On the statement $ \exists \alpha>0 \quad \forall s>0 \quad \exists x>1 \quad\left|\int_1^x \frac{f(t)}{(t-1)^\alpha} d t\right|

Question

Suppose that $f: \mathbb{R} \rightarrow \mathbb{R}$ is a continuous function. Write down the negation of the statement $$\exists \alpha>0 \quad \forall s>0 \quad \exists x>1 \quad\left|\int_1^x \frac{f(t)}{(t-1)^\alpha} d t\right|<s.\tag1$$ Prove whether statement $(1)$ or its negation is true.

Symbolically, the negation of statement $(1)$ is $$ \forall \alpha>0 \quad \exists s>0 \quad \forall x>1 \quad\left|\int_1^x \frac{f(t)}{(t-1)^\alpha} d t\right|\geqslant s . $$

I feel like the negation is easy to disprove as you can just have $f(t)=0$. However, I believe that disproving the negation is not enough to prove the original statement in this case, as it is only showing the original statement to be true for the specific case $f=0,$ not for all $f.$ Our lecturer has confirmed this to be true.

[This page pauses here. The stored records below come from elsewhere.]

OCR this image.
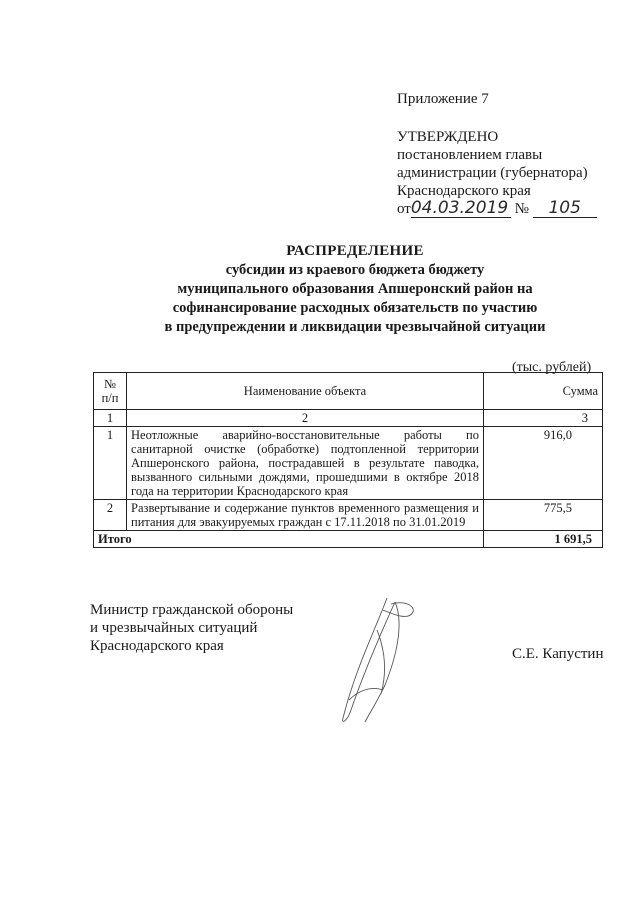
Приложение 7
УТВЕРЖДЕНО
постановлением главы
администрации (губернатора)
Краснодарского края
от04.03.2019 № 105
РАСПРЕДЕЛЕНИЕ
субсидии из краевого бюджета бюджету
муниципального образования Апшеронский район на
софинансирование расходных обязательств по участию
в предупреждении и ликвидации чрезвычайной ситуации
(тыс. рублей)
№ п/п	Наименование объекта	Сумма
1	2	3
1	Неотложные аварийно-восстановительные работы по санитарной очистке (обработке) подтопленной территории Апшеронского района, пострадавшей в результате паводка, вызванного сильными дождями, прошедшими в октябре 2018 года на территории Краснодарского края	916,0
2	Развертывание и содержание пунктов временного размещения и питания для эвакуируемых граждан с 17.11.2018 по 31.01.2019	775,5
Итого		1 691,5
Министр гражданской обороны
и чрезвычайных ситуаций
Краснодарского края	С.Е. Капустин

I am unsure of how to proceed with the general function for a proof of the original statement.

Answer 1

Suppose that $f: \mathbb{R} \rightarrow \mathbb{R}$ is a continuous function. Write down the negation of the statement $$\exists \alpha>0 \quad \forall s>0 \quad \exists x>1 \quad\left|\int_1^x \frac{f(t)}{(t-1)^\alpha} d t\right|<s.\tag1$$ Prove whether statement $(1)$ or its negation is true.

Symbolically, the negation of statement $(1)$ is $$ \forall \alpha>0 \quad \exists s>0 \quad \forall x>1 \quad\left|\int_1^x \frac{f(t)}{(t-1)^\alpha} d t\right|\geqslant s.\tag{1n}$$

I feel like the negation is easy to disprove as you can just have $f(t)=0$. However, I believe that disproving the negation is not enough to prove the original statement in this case, as it is only showing the original statement to be true for the specific case $f=0,$ not for all $f.$ Our lecturer has confirmed this to be true.

Please understand that $(1)$ and its negation $(1\text n)$ are not statements, as they contain the free variable $f;$ here, neither happens to have a definite truth value. Let $C$ denote the set of all continuous functions from $\mathbb R$ to $\mathbb R.$ Now, these are statements: $$\forall f\in C\quad \exists \alpha>0 \quad \forall s>0 \quad \exists x>1 \quad\left|\int_1^x \frac{f(t)}{(t-1)^\alpha}\,\mathrm d t\right|<s.\tag2$$ $$\forall f\in C\quad\forall \alpha>0 \quad \exists s>0 \quad \forall x>1 \quad\left|\int_1^x \frac{f(t)}{(t-1)^\alpha}\,\mathrm d t\right|\geqslant s.\tag3$$ $$\exists f\in C\quad\forall \alpha>0 \quad \exists s>0 \quad \forall x>1 \quad\left|\int_1^x \frac{f(t)}{(t-1)^\alpha}\,\mathrm d t\right|\geqslant s.\tag{2n}$$

Exhibiting $f\equiv0$ disproves statement $(3);$ however, it is $(2\text n)$ rather than $(3)$ that negates $(2).$

I believe that disproving the negation is not enough to prove the original statement in this case

No: proving statement P is in fact logically equivalent to disproving its negation.

Does your lecturer actually want you to choose between proving $(2)$ and $(2\text n) ?$ This is not actually how they have written their exercise.

In any case, we can prove statement $(2)$ like this. Put $\alpha=1$ and observe that the integrand is continuous on $(1,\infty);$ so, by the FTC, for each $b$ and $x$ such that $x>b>1,$ for some antiderivative $F,$ $\left|\int_b^x \frac{f(t)}{(t-1)^\alpha}\,\mathrm d t\right|$ equals $|F(x)-F(b)|;$ we want to show that $\displaystyle\lim_{x\to b^+}\lim_{b\to1^+}|F(x)-F(b)|=0$ that is, $\displaystyle\lim_{x\to b^+}\lim_{b\to1^+}F(x)-F(b)=0;$ this is indeed true, by definition, since the antiderivative $F$ is continuous on $(1,\infty).$